A federal judge in Nebraska certified the following question in the consolidated cases of Fred Keller Jr. v. City of Fremont and Mario Martinez Jr. v. City of Fremont:
"May a Nebraska city of the first class, that is not a 'home rule' city under Article XI of the Nebraska Constitution and has not passed a home rule charter, promulgate an ordinance placing conditions on persons' eligibility to occupy dwellings, landlords' ability to rent dwellings, or business owners' authority to hire and employ workers, consistent with Chapters 16, 18, and 19 of the Revised Statutes of Nebraska?"
The justices of the Nebraska Supreme Court declined to answer the question.
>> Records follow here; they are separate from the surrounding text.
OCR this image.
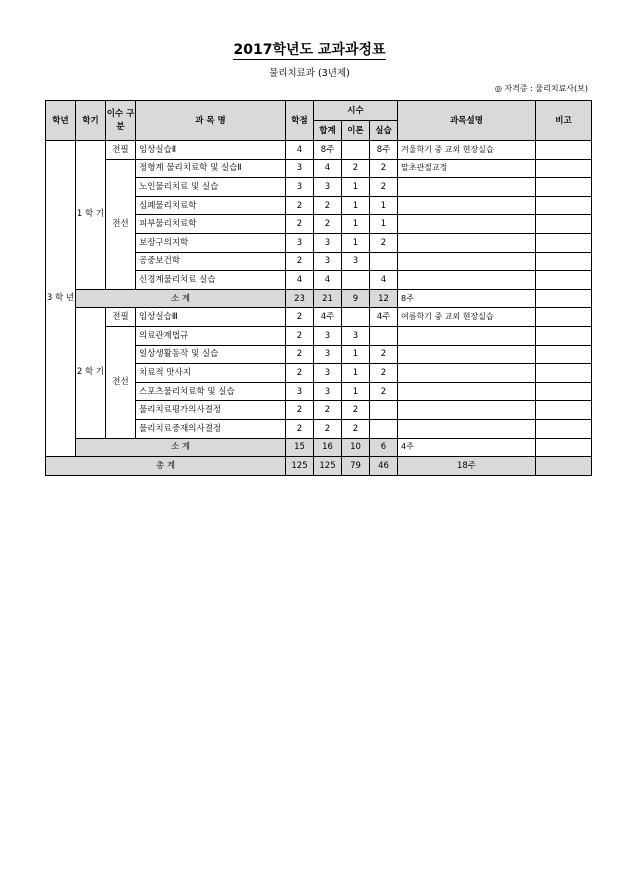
2017학년도 교과과정표
물리치료과 (3년제)
◎ 자격증 : 물리치료사(보)
학년	학기	이수 구분	과 목 명	학점	시수			과목설명	비고
					합계	이론	실습		
3 학 년	1 학 기	전필	임상실습Ⅱ	4	8주		8주	겨울학기 중 교외 현장실습	
		전선	정형계 물리치료학 및 실습Ⅱ	3	4	2	2	말초관절교정	
			노인물리치료 및 실습	3	3	1	2		
			심폐물리치료학	2	2	1	1		
			피부물리치료학	2	2	1	1		
			보장구의지학	3	3	1	2		
			공중보건학	2	3	3			
			신경계물리치료 실습	4	4		4		
	소 계			23	21	9	12	8주	
	2 학 기	전필	임상실습Ⅲ	2	4주		4주	여름학기 중 교외 현장실습	
		전선	의료관계법규	2	3	3			
			일상생활동작 및 실습	2	3	1	2		
			치료적 맛사지	2	3	1	2		
			스포츠물리치료학 및 실습	3	3	1	2		
			물리치료평가의사결정	2	2	2			
			물리치료중재의사결정	2	2	2			
	소 계			15	16	10	6	4주	
총 계				125	125	79	46	18주	
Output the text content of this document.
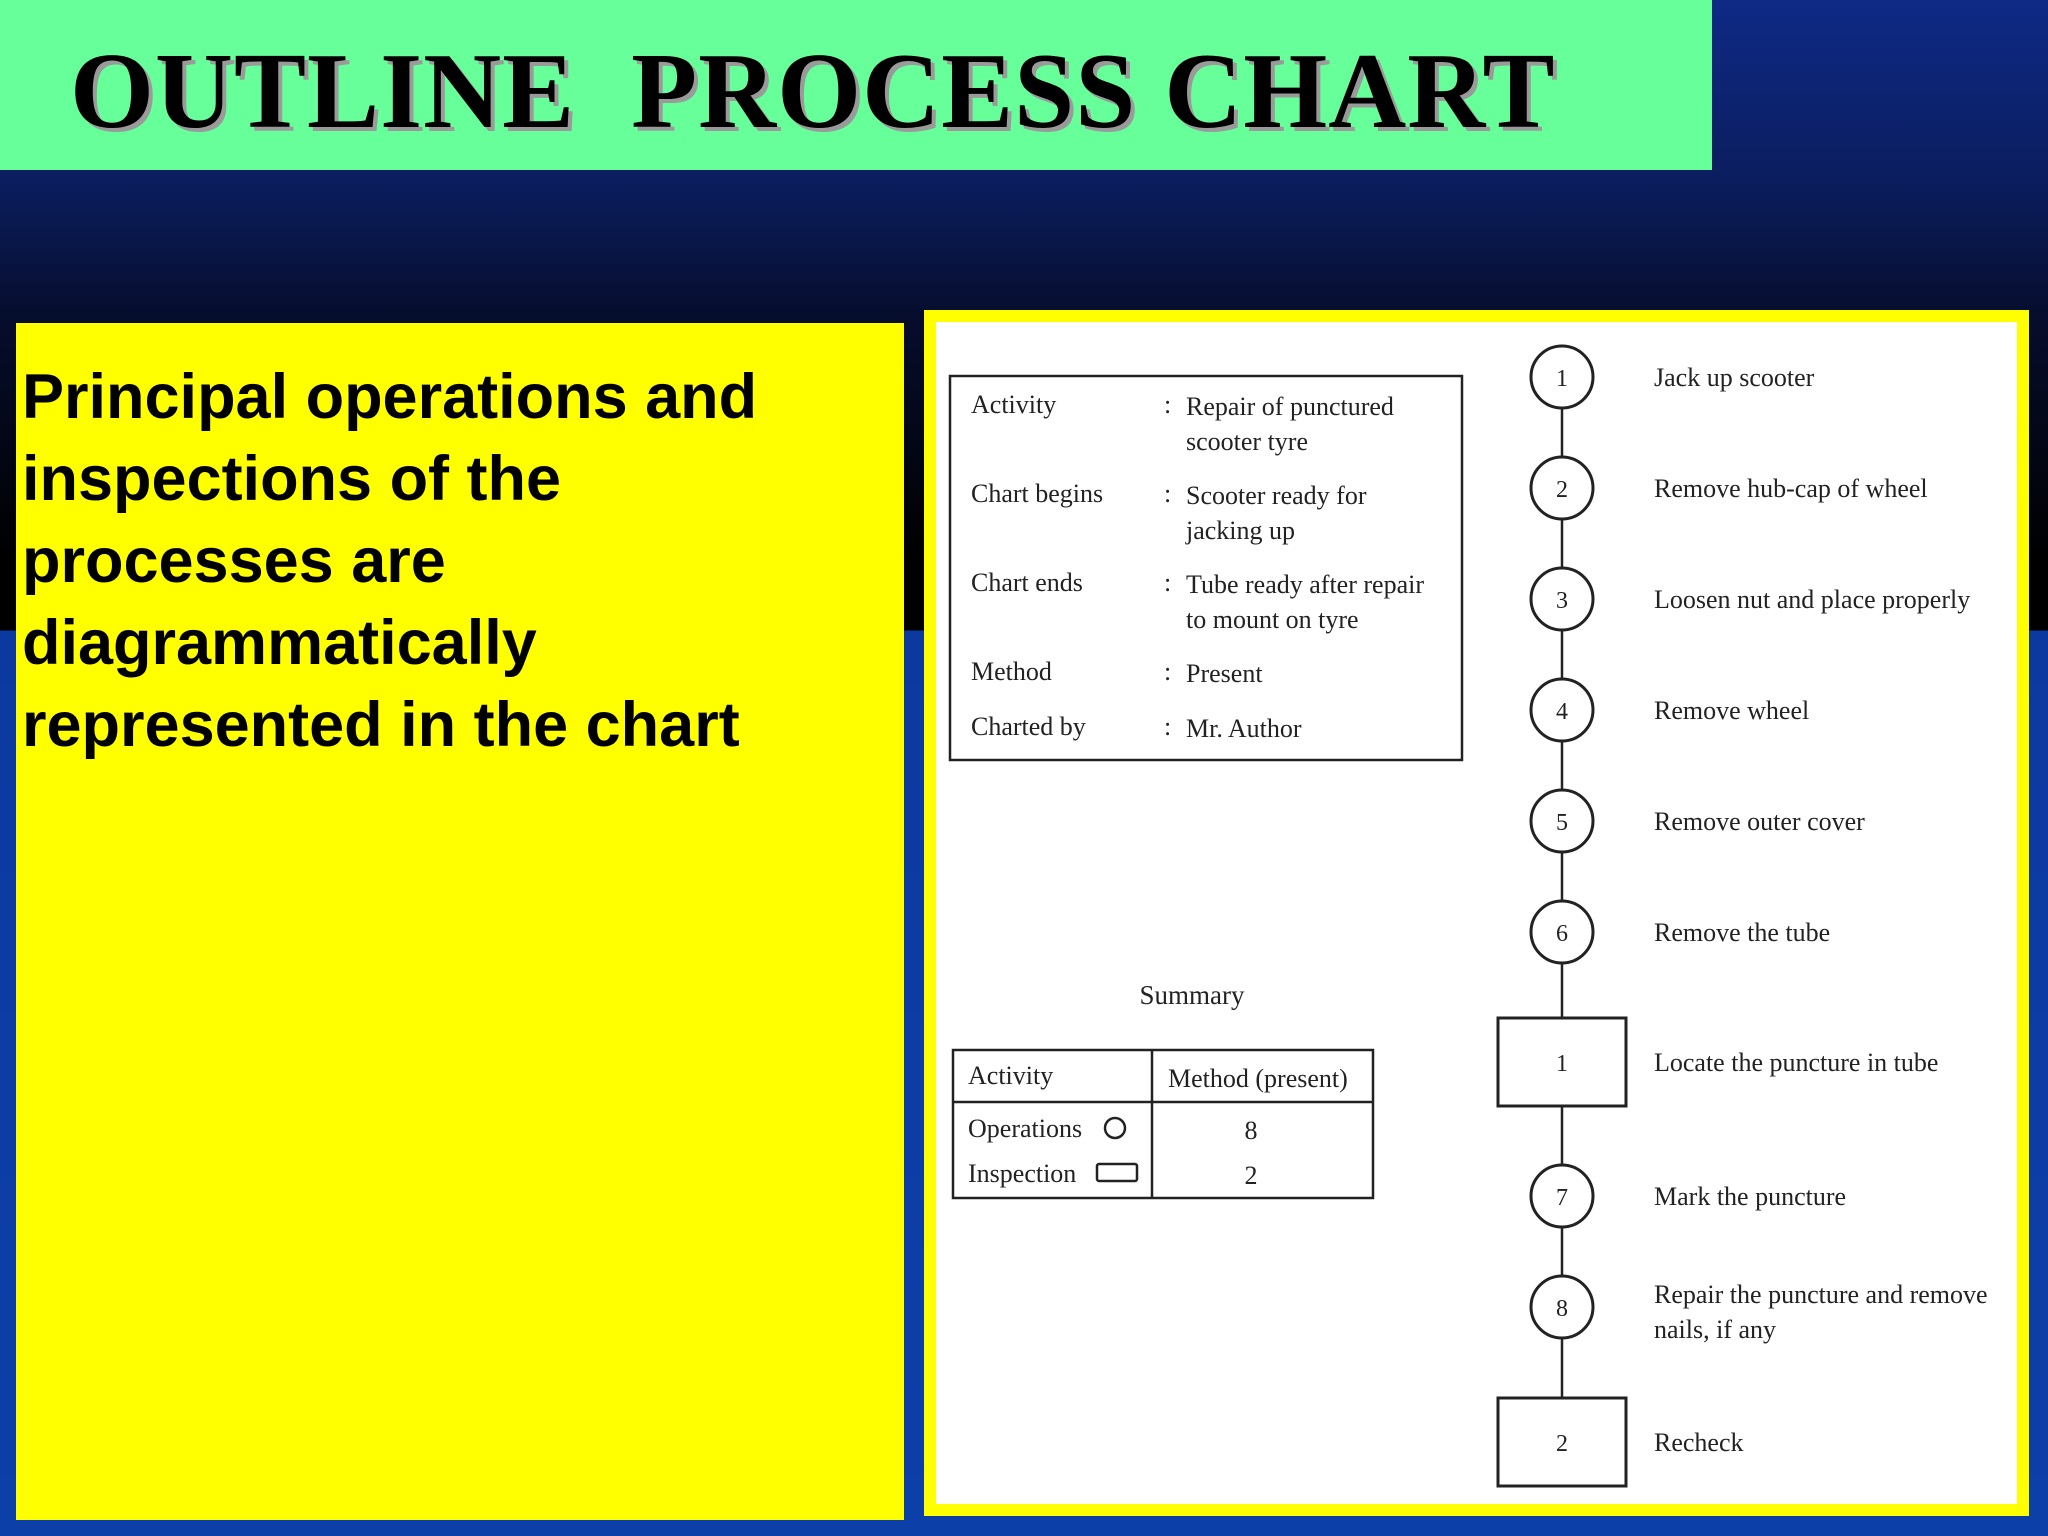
OUTLINE  PROCESS CHART
Principal operations and inspections of the processes are diagrammatically represented in the chart
Activity	: Repair of punctured
scooter tyre
Chart begins : Scooter ready for
jacking up
Chart ends	: Tube ready after repair
to mount on tyre
Method	: Present
Charted by	: Mr. Author
Summary
Activity	Method (present)
Operations	8
Inspection	2
1	Jack up scooter
2	Remove hub-cap of wheel
3	Loosen nut and place properly
4	Remove wheel
5	Remove outer cover
6	Remove the tube
1	Locate the puncture in tube
7	Mark the puncture
8	Repair the puncture and remove
nails, if any
2	Recheck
"The U.S. Supreme Court has held that federal courts are not required to obtain a state court's construction of a state statute or ordinance before deciding a federal constitutional challenge to the law and should not certify such a question unless the law is fairly susceptible to a narrowing construction," the justices wrote.
"Also, the Court has held that it is 'manifestly inappropriate to certify a question in a case where ... there is no uncertain question in a case whose resolution might affect the pending federal claim.'"
The justices noted that they were not presented with the specific restrictions in the ordinance, but surmised that this was an immigration issue.
Although Nebraska law allows the state court to know the nature of the controversy, the justices said the federal court's request "does not specify the plaintiffs' challenge to the ordinance on state law grounds."
"Nor does it identify any state statutes or state constitutional provisions that were allegedly violated in the plaintiffs' complaints. These omissions require us to make assumptions about the plaintiffs' state law challenge and imply that it is a constitutional challenge," the justices wrote.
"Because we have not afforded greater state constitutional protections, no state constitutional questions are determinative of the pending federal claims," the court wrote. "If the plaintiffs have instead claimed that the ordinance is preempted by federal immigration laws, preemption of a state law under the Supremacy Clause presents a federal question."